Urban economist Joel Kotkin argues that immigrant businesses are often recession proof and seem to be faring well in this otherwise gloomy economy. The Presidential Fellow in Urban Futures at Chapman University in Orange, Calif., writes that Asian immigrants tend to save cash and thus have it for shopping, while Latino immigrants are often paid in cash and have more fluidity when it comes to everyday shopping needs.
"Throughout the country, ethnic-based businesses continue to expand, even as mainstream centers suffer or go out of business," Kotkin writes. "The key difference, notes Houston real estate investor Andrew Segal, lies in the immigrants' greater reliance on cash. 'When cash is king,' observes Segal, president of Boxer Properties, 'immigrants rule.'"Kotkin says that immigrant communities didn't become as entangled in the mortgage, banking and Wall Street bubbles as people in other facets of American life, and thus are now freer to spend.

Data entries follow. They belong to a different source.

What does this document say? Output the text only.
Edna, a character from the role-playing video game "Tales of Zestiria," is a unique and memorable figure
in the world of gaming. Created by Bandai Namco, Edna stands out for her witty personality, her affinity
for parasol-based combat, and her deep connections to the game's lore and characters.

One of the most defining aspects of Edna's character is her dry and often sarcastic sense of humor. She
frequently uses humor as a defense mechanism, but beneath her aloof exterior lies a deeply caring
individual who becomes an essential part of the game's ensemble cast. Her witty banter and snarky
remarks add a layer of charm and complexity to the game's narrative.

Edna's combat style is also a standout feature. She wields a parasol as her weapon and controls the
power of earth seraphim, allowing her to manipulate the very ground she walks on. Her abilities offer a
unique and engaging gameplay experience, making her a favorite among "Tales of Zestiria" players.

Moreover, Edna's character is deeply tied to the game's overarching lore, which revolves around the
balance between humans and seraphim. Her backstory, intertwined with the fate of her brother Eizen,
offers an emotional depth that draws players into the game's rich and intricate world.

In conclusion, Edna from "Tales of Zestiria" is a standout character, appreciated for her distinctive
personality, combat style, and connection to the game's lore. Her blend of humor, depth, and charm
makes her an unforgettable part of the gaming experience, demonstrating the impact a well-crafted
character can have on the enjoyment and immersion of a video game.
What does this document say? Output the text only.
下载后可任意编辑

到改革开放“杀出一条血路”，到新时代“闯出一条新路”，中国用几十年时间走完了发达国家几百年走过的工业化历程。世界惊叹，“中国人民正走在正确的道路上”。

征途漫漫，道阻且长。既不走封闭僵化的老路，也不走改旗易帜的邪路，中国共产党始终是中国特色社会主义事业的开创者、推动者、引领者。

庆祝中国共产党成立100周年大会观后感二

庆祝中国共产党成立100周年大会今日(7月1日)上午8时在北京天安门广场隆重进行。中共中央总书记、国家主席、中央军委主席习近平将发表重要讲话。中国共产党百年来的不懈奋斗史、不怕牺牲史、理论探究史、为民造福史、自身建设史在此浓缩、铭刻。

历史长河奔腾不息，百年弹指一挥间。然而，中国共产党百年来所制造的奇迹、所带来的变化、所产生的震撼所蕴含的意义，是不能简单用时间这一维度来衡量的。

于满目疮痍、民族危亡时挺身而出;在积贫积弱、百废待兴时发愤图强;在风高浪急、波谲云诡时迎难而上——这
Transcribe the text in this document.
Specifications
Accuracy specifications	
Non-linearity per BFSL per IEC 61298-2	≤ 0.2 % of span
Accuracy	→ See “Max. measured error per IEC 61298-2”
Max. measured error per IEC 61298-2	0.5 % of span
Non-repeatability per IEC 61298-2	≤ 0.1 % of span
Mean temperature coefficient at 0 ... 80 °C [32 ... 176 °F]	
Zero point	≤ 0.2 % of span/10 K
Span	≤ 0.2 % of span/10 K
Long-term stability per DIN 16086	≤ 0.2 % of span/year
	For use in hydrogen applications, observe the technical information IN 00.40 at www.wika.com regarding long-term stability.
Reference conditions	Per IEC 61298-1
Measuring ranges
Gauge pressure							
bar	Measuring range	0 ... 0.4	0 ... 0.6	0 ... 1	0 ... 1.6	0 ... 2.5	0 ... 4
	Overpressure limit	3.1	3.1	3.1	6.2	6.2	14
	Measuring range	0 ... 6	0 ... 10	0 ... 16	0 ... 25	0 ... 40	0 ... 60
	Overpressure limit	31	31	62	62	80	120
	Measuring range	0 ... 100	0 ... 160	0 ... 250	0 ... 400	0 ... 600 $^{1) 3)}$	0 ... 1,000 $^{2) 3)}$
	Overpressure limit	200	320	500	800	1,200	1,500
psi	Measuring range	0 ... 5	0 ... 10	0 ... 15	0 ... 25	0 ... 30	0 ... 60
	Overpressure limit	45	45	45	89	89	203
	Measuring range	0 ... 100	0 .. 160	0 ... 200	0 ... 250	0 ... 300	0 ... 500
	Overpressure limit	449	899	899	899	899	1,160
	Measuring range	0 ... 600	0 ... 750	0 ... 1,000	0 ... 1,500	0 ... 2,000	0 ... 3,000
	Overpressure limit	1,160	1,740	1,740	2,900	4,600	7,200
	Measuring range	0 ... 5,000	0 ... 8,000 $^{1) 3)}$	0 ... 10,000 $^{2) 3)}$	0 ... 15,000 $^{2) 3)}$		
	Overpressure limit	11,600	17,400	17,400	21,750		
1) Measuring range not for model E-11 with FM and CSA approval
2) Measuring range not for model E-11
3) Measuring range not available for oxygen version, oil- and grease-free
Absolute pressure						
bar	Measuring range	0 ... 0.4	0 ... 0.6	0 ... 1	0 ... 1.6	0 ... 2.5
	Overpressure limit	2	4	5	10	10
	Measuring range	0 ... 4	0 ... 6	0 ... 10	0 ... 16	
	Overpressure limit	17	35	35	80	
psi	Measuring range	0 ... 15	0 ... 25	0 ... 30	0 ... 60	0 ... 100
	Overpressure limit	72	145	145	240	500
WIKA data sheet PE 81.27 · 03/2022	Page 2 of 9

He notes that Asian and Latino retail developments are expanding in some communities such as Irvine, Calif., and Ft. Worth.
The professor concludes that immigrant entrepreneurs add a strong layer of fiber to American business and thus will be more important as the country looks to economic recovery.
"... They also will likely become even more important in the future--even if immigration slows down dramatically," Kotkin writes. "By 2000, one in five American children already were the progeny of immigrants, mostly Asian or Latino; by 2015, they will make up as much as one-third of American kids."